Environment Canada confirms local tornado activity

 

 

By Ron Giofu

 

It took until the weekend, but Environment Canada has now acknowledged that Amherstburg had tornado activity.

Meteorologist Gerald Cheng noted the brick welcome sign was destroyed near the north entrance to the town and that, as of last Friday morning, there were two machine sheds damaged in town as well as a garage as a result of the Sept. 25 storm. A tornado warning was issued and Cheng didn’t have a confirmed report as of Friday, but Environment Canada reported on the weekend that one confirmed tornado and one “probable” tornado came through Amherstburg.

“We issued the tornado warning based on radar,” he said.

Cheng pointed out there were three confirmed tornadoes in the United States and that track did move into Canada.

Environment Canada confirmed over the weekend that “a probable tornado affected the Amherstburg area. Damage consisted of a brick welcome sign being blown over as well as large tree branches down. This is consistent with EF-0 damage. In this case there was no evidence of a long and narrow path of damage which is typical of tornadoes. However, the area affected was in line with the damage path of a tornado that occurred earlier in Michigan. As a result, this is a probable tornado.”

Duncan Fregoe stands near what is left of his pump house and barn at his Texas Road property.

A confirmed tornado affected the McGregor area, Environment Canada added.

“Damage here consisted of a garage that was pushed over, roof damage and large trees down. This damage is indicative of an EF-1 tornado with maximum winds of approximately 150 km/h. The damage path had a length of roughly 2 km and width of 50 m,” Environment Canada reported.

Another EF-1 tornado reportedly hit the Staples area as well.

People are encouraged to e-mail photos of storm damage to onstorm@canada.ca or put them on Twitter with the hashtag #OnStorm so that Environment Canada may view them as part of the investigation.

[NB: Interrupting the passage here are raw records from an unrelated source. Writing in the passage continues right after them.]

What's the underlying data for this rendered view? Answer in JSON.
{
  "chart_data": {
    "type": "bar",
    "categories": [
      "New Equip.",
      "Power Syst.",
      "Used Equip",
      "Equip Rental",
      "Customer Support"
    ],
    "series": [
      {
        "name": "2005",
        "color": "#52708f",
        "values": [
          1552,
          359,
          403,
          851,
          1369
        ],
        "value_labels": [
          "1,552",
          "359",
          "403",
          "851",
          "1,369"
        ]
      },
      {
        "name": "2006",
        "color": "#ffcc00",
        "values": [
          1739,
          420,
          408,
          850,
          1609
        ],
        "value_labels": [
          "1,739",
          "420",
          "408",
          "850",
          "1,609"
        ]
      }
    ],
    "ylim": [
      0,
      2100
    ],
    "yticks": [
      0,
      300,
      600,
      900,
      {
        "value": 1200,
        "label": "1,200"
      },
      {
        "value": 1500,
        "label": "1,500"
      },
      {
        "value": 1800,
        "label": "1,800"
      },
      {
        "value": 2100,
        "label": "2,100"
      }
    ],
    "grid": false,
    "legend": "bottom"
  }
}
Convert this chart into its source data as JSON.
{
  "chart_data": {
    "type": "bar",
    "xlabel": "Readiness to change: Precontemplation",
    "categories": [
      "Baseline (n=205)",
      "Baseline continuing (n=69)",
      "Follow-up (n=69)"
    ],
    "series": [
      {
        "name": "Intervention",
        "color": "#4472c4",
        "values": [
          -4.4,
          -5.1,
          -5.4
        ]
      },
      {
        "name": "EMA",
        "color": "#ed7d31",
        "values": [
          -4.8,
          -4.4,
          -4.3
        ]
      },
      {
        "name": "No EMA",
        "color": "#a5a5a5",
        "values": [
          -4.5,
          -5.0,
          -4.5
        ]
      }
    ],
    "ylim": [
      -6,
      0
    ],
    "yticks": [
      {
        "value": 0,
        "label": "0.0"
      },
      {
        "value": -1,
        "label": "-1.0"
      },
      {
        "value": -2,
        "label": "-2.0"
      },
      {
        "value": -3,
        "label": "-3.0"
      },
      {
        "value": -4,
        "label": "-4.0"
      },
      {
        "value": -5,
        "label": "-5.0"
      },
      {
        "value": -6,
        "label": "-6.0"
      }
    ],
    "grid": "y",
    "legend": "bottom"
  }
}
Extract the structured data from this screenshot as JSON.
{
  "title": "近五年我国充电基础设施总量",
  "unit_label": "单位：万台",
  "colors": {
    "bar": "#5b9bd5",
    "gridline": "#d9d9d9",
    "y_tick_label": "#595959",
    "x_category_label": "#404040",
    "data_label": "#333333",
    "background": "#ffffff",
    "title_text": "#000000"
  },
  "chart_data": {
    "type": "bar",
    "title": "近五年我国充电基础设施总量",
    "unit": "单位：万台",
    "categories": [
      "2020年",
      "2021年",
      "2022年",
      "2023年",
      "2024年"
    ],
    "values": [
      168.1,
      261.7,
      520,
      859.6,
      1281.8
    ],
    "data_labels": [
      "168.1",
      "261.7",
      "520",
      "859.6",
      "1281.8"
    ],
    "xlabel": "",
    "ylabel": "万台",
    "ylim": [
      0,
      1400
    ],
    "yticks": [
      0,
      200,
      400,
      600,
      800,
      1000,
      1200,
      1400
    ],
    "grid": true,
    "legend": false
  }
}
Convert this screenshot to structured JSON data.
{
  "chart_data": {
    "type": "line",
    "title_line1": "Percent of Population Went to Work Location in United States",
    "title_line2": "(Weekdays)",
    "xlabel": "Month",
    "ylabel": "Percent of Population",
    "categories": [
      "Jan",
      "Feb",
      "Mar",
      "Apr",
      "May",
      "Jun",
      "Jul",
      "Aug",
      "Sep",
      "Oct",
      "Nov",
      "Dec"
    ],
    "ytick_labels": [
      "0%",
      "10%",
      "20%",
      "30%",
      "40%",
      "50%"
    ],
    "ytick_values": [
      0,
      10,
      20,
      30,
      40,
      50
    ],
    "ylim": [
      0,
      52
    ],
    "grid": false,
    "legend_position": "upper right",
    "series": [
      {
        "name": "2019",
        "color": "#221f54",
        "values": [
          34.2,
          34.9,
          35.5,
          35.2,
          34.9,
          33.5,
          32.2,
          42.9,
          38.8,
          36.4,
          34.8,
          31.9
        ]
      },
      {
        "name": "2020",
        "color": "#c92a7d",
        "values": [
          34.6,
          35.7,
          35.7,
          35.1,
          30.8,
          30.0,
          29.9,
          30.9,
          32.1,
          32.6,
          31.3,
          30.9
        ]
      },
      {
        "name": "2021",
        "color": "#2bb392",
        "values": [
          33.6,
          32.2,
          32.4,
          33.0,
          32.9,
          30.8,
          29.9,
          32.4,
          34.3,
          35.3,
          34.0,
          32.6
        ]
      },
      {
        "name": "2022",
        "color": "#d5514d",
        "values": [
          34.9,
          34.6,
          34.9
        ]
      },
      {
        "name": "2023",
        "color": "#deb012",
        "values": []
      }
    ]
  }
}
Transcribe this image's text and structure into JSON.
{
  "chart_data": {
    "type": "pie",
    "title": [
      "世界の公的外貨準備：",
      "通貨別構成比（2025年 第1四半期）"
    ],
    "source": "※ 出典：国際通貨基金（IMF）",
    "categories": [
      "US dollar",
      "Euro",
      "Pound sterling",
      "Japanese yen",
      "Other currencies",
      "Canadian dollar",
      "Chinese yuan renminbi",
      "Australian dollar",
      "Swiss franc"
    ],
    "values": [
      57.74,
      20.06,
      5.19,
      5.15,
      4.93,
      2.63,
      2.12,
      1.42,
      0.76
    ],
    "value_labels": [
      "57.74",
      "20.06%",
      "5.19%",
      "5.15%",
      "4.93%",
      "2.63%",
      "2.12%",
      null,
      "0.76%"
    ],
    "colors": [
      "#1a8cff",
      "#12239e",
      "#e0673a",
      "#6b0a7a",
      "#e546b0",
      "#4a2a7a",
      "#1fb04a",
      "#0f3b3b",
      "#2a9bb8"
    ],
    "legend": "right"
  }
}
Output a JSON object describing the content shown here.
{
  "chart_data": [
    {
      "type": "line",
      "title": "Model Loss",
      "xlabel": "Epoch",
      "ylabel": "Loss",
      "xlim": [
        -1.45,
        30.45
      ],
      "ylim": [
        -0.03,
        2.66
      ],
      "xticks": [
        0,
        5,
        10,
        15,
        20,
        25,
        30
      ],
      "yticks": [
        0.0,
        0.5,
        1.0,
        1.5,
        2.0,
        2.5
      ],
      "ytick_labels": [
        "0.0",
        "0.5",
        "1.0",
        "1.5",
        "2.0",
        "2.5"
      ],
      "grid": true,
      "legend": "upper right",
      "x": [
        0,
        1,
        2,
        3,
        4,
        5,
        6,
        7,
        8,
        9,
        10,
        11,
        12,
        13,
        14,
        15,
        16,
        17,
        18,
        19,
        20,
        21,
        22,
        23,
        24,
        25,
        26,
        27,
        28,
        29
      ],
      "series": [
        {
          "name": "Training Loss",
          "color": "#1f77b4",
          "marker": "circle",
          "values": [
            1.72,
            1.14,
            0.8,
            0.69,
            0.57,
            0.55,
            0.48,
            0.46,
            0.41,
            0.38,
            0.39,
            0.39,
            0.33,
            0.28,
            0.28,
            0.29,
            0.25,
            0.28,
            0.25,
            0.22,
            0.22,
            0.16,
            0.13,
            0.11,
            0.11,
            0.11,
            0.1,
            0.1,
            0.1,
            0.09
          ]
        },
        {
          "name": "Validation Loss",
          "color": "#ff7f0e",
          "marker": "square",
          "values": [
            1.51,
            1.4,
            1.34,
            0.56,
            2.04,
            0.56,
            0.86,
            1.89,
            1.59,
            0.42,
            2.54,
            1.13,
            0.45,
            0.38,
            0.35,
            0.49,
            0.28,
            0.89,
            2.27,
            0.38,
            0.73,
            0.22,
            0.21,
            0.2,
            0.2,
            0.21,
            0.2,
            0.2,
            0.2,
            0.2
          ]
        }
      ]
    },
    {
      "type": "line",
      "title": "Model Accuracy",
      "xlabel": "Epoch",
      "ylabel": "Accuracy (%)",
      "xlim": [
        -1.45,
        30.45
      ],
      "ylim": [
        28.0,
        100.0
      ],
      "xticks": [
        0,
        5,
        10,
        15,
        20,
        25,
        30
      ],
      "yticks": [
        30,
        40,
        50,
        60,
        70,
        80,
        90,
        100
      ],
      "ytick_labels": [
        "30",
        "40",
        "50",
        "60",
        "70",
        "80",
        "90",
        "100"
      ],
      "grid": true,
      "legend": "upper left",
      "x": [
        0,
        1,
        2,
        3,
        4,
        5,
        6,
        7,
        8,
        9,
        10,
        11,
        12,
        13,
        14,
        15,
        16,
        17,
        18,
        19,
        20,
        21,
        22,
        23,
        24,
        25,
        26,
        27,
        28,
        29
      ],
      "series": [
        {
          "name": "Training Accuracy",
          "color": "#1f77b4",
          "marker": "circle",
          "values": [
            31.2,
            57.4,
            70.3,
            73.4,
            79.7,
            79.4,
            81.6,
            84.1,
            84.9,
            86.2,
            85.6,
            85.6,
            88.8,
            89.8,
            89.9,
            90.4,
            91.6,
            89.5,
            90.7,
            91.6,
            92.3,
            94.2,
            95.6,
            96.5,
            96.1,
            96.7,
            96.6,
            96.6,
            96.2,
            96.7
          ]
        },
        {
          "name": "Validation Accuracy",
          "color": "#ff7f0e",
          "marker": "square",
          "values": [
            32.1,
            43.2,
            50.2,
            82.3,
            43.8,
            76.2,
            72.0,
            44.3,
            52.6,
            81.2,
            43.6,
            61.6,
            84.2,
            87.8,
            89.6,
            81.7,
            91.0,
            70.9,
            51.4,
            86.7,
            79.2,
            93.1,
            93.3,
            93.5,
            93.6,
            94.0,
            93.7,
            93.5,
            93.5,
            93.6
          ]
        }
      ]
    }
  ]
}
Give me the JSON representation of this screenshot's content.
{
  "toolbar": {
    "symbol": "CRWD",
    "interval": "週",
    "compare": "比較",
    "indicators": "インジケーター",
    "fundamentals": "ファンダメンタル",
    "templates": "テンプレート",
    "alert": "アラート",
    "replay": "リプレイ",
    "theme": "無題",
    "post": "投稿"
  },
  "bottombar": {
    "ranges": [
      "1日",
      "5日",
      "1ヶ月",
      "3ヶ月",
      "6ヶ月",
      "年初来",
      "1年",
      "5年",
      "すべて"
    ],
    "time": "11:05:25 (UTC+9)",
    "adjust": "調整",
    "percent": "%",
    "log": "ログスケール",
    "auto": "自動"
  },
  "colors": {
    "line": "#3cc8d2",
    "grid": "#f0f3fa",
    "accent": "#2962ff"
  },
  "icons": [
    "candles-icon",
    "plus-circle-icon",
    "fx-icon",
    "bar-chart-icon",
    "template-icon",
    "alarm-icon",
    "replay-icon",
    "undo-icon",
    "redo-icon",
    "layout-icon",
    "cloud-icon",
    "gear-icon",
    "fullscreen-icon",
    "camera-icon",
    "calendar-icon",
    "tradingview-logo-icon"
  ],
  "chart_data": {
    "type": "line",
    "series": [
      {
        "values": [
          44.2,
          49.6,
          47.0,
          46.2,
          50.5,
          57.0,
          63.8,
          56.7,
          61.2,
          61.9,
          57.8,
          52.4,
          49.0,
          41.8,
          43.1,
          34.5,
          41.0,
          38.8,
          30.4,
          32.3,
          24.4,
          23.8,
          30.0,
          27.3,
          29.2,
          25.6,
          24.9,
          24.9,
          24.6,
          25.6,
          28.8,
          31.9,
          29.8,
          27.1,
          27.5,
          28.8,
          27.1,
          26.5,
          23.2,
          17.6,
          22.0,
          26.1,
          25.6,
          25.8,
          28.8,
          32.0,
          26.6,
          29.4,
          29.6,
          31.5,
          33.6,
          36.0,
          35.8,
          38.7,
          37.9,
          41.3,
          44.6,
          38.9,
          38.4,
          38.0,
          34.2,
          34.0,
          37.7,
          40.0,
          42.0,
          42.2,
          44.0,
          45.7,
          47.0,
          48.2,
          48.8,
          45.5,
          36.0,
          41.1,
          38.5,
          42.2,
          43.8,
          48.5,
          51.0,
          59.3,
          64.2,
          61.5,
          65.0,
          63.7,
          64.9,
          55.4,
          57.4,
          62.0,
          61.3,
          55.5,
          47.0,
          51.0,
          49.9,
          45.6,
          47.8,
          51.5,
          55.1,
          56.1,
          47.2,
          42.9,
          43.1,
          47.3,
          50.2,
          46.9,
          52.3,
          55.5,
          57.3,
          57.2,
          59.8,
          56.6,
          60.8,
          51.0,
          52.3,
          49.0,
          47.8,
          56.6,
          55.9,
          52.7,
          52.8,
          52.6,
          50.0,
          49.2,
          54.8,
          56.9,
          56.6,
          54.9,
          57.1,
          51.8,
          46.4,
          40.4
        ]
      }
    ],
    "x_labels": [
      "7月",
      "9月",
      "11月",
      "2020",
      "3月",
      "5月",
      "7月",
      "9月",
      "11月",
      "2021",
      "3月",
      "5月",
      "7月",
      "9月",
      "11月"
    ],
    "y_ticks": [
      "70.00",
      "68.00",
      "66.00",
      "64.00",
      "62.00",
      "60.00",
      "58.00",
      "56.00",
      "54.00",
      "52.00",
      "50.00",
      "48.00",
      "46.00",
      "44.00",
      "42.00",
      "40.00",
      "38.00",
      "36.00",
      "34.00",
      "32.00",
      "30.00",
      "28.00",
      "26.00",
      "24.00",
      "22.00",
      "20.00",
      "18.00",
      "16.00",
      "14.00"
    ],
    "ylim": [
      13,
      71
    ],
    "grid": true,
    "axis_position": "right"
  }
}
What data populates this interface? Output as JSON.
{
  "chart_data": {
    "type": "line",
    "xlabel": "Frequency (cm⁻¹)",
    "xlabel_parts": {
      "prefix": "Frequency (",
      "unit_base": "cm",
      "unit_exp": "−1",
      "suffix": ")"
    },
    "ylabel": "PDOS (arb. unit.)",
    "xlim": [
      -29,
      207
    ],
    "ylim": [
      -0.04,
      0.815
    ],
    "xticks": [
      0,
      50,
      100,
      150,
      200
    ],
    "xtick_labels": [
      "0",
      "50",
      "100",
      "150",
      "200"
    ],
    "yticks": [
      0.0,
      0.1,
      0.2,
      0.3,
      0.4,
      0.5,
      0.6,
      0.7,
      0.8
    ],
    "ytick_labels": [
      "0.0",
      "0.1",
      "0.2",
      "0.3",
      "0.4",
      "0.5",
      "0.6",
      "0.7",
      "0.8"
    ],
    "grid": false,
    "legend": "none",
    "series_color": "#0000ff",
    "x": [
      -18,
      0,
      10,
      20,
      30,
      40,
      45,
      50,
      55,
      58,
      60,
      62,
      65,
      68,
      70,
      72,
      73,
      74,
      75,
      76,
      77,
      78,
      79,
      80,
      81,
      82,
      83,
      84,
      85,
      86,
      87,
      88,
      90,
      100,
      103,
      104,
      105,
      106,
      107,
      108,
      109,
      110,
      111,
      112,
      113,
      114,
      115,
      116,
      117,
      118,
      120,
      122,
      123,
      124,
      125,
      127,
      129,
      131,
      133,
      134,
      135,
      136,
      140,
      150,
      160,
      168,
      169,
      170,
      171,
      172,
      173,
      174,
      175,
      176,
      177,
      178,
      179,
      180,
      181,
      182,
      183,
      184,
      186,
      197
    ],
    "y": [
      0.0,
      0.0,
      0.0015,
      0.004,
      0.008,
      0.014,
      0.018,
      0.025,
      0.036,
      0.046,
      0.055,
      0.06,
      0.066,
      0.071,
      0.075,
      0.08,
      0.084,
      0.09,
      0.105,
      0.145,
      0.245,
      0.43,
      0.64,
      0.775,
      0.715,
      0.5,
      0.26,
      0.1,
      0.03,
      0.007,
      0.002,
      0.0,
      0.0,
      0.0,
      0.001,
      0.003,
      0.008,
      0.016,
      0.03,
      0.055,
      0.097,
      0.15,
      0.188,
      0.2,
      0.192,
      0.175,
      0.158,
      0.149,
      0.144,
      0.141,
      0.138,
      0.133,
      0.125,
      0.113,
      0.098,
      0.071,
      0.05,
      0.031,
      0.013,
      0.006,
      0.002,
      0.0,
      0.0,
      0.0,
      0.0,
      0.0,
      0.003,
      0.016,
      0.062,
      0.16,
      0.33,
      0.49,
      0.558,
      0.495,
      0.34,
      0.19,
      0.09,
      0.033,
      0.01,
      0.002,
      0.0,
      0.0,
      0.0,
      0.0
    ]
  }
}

Amherstburg saw an estimated 40mm of rain during the Sept. 25 storm, Cheng added.

Duncan Fregoe’s mangled greenhouse is seen in the foreground while his collapsed garage is in the background.

“We had higher rainfall amounts to the north,” he said, noting there was 60mm of rain that hit LaSalle and parts of Windsor saw 80mm of rain come down.

Chatham-Kent also was hit by the storm, with heavy rain and winds being reported there. While there have been reports of 70 km/hr winds there, wind speeds in Amherstburg are still being investigated. He noted that 70 km/hr winds would not be enough to topple a sign like the brick welcome sign.

One resident who suffered damage was Duncan Fregoe. Fregoe lives in the 6600 block of Texas Road and while his house was fine after the storm, other buildings on his property were not. A large wooden garage collapsed with a pump house, greenhouse and barn also destroyed.

Fregoe recalled watching television shortly after 9 p.m. While it originally looked like the storm was going to go to the north, he soon heard another report and got up to close windows. He heard a noise and noticed his barbecue had been pulled away from his home and that tree branches were down.

“The wind just picked up for a few seconds,” he stated.

The brick welcome sign was also destroyed during the Sept. 25 storm that hit Amherstburg.

Once the storm died down, Fregoe went outside to survey the damage. He said he saw branches down and when he went around his house, he saw the other buildings had suffered severe damage.

Fregoe added that a light post was also damaged at a neighbouring property.

Estimating that his family had been at that home for about 40 years, Fregoe said they have had high winds in the past but nothing like the Sept. 25 storm.

“The house is pretty good. No problems there,” said Fregoe. “Just my backyard.”